I'm pulling this from archive.org, because Tesla has removed this blogpost from their servers.
As recently as March, they kept this pro-Radar blogpost up. Only now are they purging this data from their archives. Fortunately, the Internet Archive remembers the history, so they won't find it so easy to rewrite history in their favor.
Sometime between March 2021 and May 2021 (today), Tesla has deleted this blogpost. The above link is now a dead-link. I've included the original blogpost from archive.org in my earlier post, so that you can see the original content.

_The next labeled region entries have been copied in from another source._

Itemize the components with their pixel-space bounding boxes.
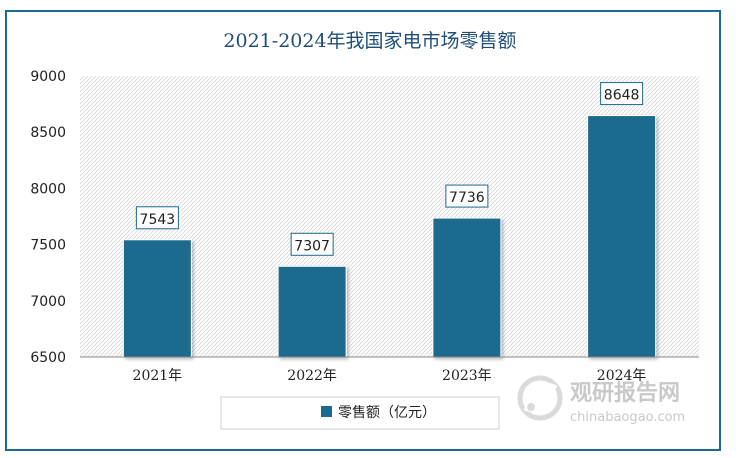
- x-axis: 2021年 2022年 2023年 2024年: [133, 368, 647, 384]
- y-axis: 6500 7000 7500 8000 8500 9000: [30, 69, 66, 366]
- y-tick-label: 9000: [30, 69, 66, 85]
- data-label: 7307: [294, 238, 330, 254]
- data-labels: 7543 7307 7736 8648: [135, 82, 644, 256]
- bar: [122, 239, 192, 358]
- chart-title: 2021-2024年我国家电市场零售额: [223, 30, 516, 52]
- bar: [277, 265, 347, 358]
- y-tick-label: 8000: [30, 181, 66, 197]
- data-label-box: [290, 232, 334, 256]
- y-tick-label: 7500: [30, 238, 66, 254]
- watermark-text-en: chinabaogao.com: [570, 410, 685, 425]
- x-tick-label: 2022年: [287, 368, 337, 384]
- x-tick-label: 2023年: [442, 368, 492, 384]
- watermark-text-cn: 观研报告网: [570, 381, 680, 406]
- data-label: 8648: [604, 88, 640, 104]
- data-label: 7736: [449, 190, 485, 206]
- x-tick-label: 2021年: [133, 368, 183, 384]
- y-tick-label: 6500: [30, 350, 66, 366]
- legend: 零售额（亿元）: [220, 396, 500, 430]
- legend-box: [220, 396, 500, 430]
- watermark: 观研报告网 chinabaogao.com: [517, 375, 685, 425]
- y-tick-label: 7000: [30, 294, 66, 310]
- data-label-box: [135, 206, 179, 230]
- bar: [587, 115, 657, 358]
- data-label-box: [445, 184, 489, 208]
- legend-label: 零售额（亿元）: [338, 405, 436, 421]
- bar-series: [122, 115, 657, 358]
- legend-swatch: [321, 406, 332, 417]
- data-label-box: [600, 82, 644, 106]
- bar: [432, 217, 502, 358]
- y-tick-label: 8500: [30, 125, 66, 141]
- x-tick-label: 2024年: [597, 368, 647, 384]
- watermark-logo-icon: [517, 375, 563, 421]
- data-label: 7543: [140, 212, 176, 228]
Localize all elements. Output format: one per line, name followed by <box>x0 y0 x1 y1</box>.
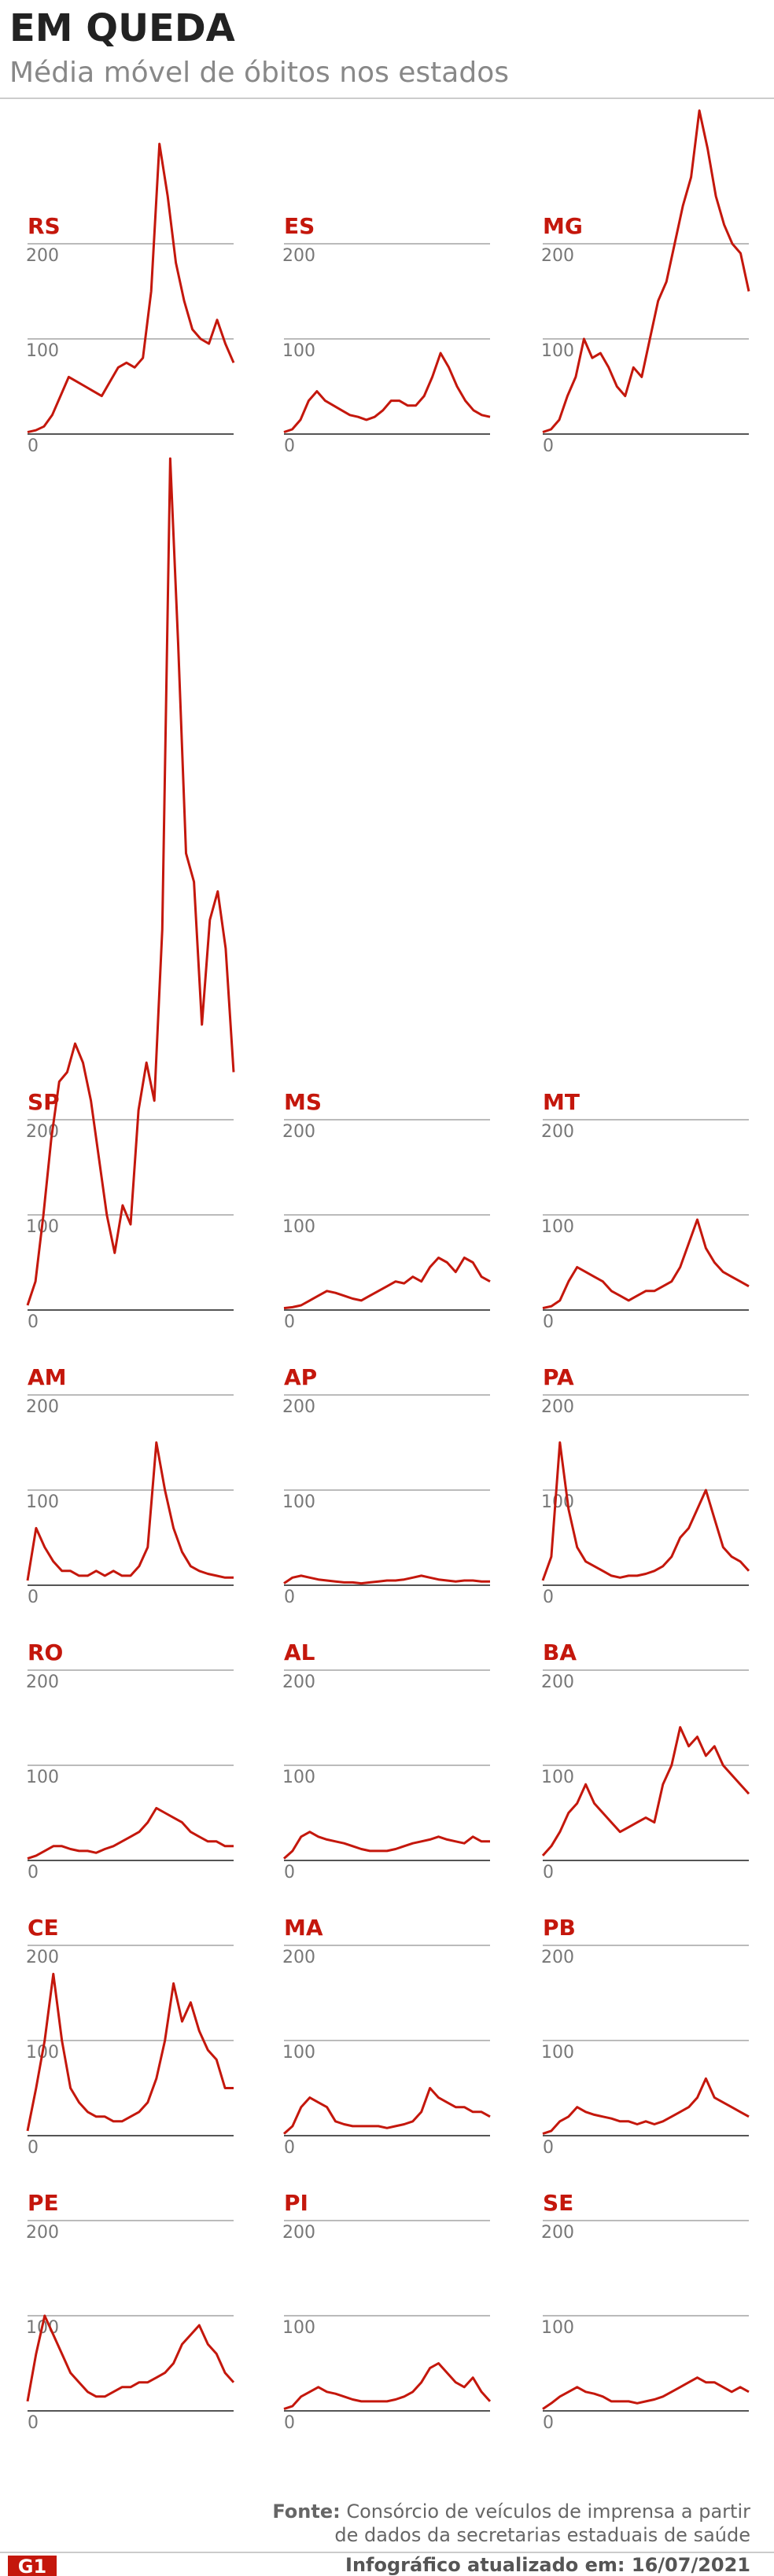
y-tick-label: 0 <box>28 1312 39 1332</box>
y-tick-label: 0 <box>284 2413 295 2433</box>
panel-title: PA <box>543 1364 574 1390</box>
y-tick-label: 200 <box>541 246 574 266</box>
line <box>26 1441 234 1581</box>
line <box>541 1726 750 1857</box>
y-tick-label: 100 <box>541 1768 574 1787</box>
y-tick-label: 100 <box>541 341 574 361</box>
panel-title: AL <box>284 1639 315 1665</box>
line <box>283 1831 490 1860</box>
y-tick-label: 200 <box>541 1397 574 1417</box>
source-text: Fonte: Consórcio de veículos de imprensa… <box>272 2501 750 2523</box>
line <box>283 1257 491 1310</box>
y-tick-label: 0 <box>284 436 295 456</box>
line <box>542 1218 750 1310</box>
panel-title: AM <box>28 1364 67 1390</box>
line <box>542 2077 750 2136</box>
panel-title: MG <box>543 213 583 239</box>
panel-title: PI <box>284 2190 308 2216</box>
y-tick-label: 200 <box>282 246 315 266</box>
y-tick-label: 200 <box>26 2223 59 2243</box>
line <box>283 2087 491 2135</box>
panel-title: MT <box>543 1089 580 1115</box>
y-tick-label: 0 <box>28 2138 39 2158</box>
y-tick-label: 200 <box>282 1122 315 1142</box>
line <box>283 351 491 434</box>
y-tick-label: 0 <box>28 436 39 456</box>
panel-title: SP <box>28 1089 60 1115</box>
y-tick-label: 100 <box>282 2043 315 2063</box>
line <box>541 1441 750 1581</box>
y-tick-label: 0 <box>543 1863 554 1882</box>
y-tick-label: 200 <box>282 1397 315 1417</box>
source-label: Fonte: <box>272 2501 340 2523</box>
y-tick-label: 0 <box>284 1863 295 1882</box>
line <box>26 2314 235 2402</box>
y-tick-label: 200 <box>541 1948 574 1967</box>
y-tick-label: 100 <box>26 341 59 361</box>
panel-title: PB <box>543 1915 576 1941</box>
y-tick-label: 200 <box>26 1673 59 1692</box>
y-tick-label: 0 <box>28 1588 39 1607</box>
logo: G1 <box>18 2556 46 2576</box>
y-tick-label: 0 <box>284 1312 295 1332</box>
y-tick-label: 100 <box>282 1768 315 1787</box>
panel-title: RO <box>28 1639 63 1665</box>
subtitle: Média móvel de óbitos nos estados <box>9 57 509 89</box>
line <box>26 457 235 1306</box>
y-tick-label: 100 <box>541 2043 574 2063</box>
updated: Infográfico atualizado em: 16/07/2021 <box>345 2554 750 2576</box>
logo-box <box>8 2556 57 2576</box>
y-tick-label: 0 <box>543 2138 554 2158</box>
y-tick-label: 200 <box>26 1397 59 1417</box>
y-tick-label: 100 <box>26 1768 59 1787</box>
source-line: Consórcio de veículos de imprensa a part… <box>346 2501 750 2523</box>
y-tick-label: 0 <box>543 1312 554 1332</box>
y-tick-label: 0 <box>284 1588 295 1607</box>
y-tick-label: 100 <box>282 1217 315 1237</box>
panel-title: MA <box>284 1915 323 1941</box>
y-tick-label: 200 <box>282 1673 315 1692</box>
panel-title: MS <box>284 1089 322 1115</box>
title: EM QUEDA <box>9 6 235 50</box>
panel-title: RS <box>28 213 61 239</box>
line <box>283 2362 492 2411</box>
y-tick-label: 0 <box>28 2413 39 2433</box>
y-tick-label: 100 <box>282 2318 315 2338</box>
y-tick-label: 100 <box>26 1492 59 1512</box>
y-tick-label: 100 <box>282 1492 315 1512</box>
line <box>26 1972 234 2132</box>
panel-title: BA <box>543 1639 577 1665</box>
panel-title: AP <box>284 1364 317 1390</box>
y-tick-label: 200 <box>282 1948 315 1967</box>
panel-title: SE <box>543 2190 573 2216</box>
y-tick-label: 100 <box>541 2318 574 2338</box>
y-tick-label: 200 <box>541 2223 574 2243</box>
y-tick-label: 200 <box>26 1948 59 1967</box>
y-tick-label: 100 <box>541 1217 574 1237</box>
line <box>542 2376 750 2410</box>
line <box>542 109 750 434</box>
y-tick-label: 0 <box>543 1588 554 1607</box>
line <box>283 1574 490 1585</box>
line <box>27 142 235 434</box>
y-tick-label: 0 <box>543 436 554 456</box>
panel-title: PE <box>28 2190 59 2216</box>
y-tick-label: 0 <box>284 2138 295 2158</box>
y-tick-label: 0 <box>543 2413 554 2433</box>
panel-title: CE <box>28 1915 59 1941</box>
y-tick-label: 100 <box>282 341 315 361</box>
line <box>27 1806 234 1860</box>
source-line: de dados da secretarias estaduais de saú… <box>334 2524 750 2546</box>
source: Fonte: Consórcio de veículos de imprensa… <box>272 2501 750 2546</box>
y-tick-label: 0 <box>28 1863 39 1882</box>
y-tick-label: 200 <box>541 1122 574 1142</box>
y-tick-label: 200 <box>541 1673 574 1692</box>
y-tick-label: 200 <box>282 2223 315 2243</box>
y-tick-label: 200 <box>26 246 59 266</box>
panel-title: ES <box>284 213 315 239</box>
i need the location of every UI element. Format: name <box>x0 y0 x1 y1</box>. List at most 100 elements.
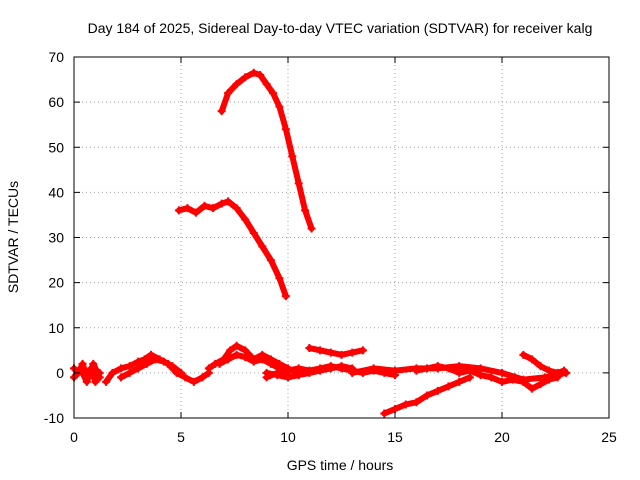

My expectation is for Tesla to be honest about their history, and not be ones who delete inconvenient blogposts years later. This selective picking-and-choosing of historical posts is immediately suspect, and extremely damaging to the reputation of the Tesla blog.
In any case, the _timing_ of this deletion event tells us everything. Tesla only recently began thinking about Tesla Vision seriously, which provides evidence that this is a temporary supply chain issue, as opposed to a forward looking technological innovation.
Do you really expect, or even want, companies to go back and purge all old engineering blogs which they now disagree with? By calling out an old post as evidence that they are "pro-lidar", you're the one forcing companies to try to curate the public history of their development process.
It’s radar, not lidar, and the point is that Tesla thought the post was contradictory enough to remove it, while all the other content from 2016 is still there.
They haven’t announced anything like that - they’re just using LiDAR rigs to validate data from their vision based approach, particularly distance. It actually even mentions something about it at the bottom of the article you referenced.
No public announcement. They merely have some lidar equipment for testing. I'd be shocked if they haven't already had lidar units for years. After all, you can't compare your approach to lidar if you don't have a lidar unit to compare to.
This might be for improving their camera-based vision system by collecting both camera inputs and accurate ground-truth data via LIDAR to train the system with.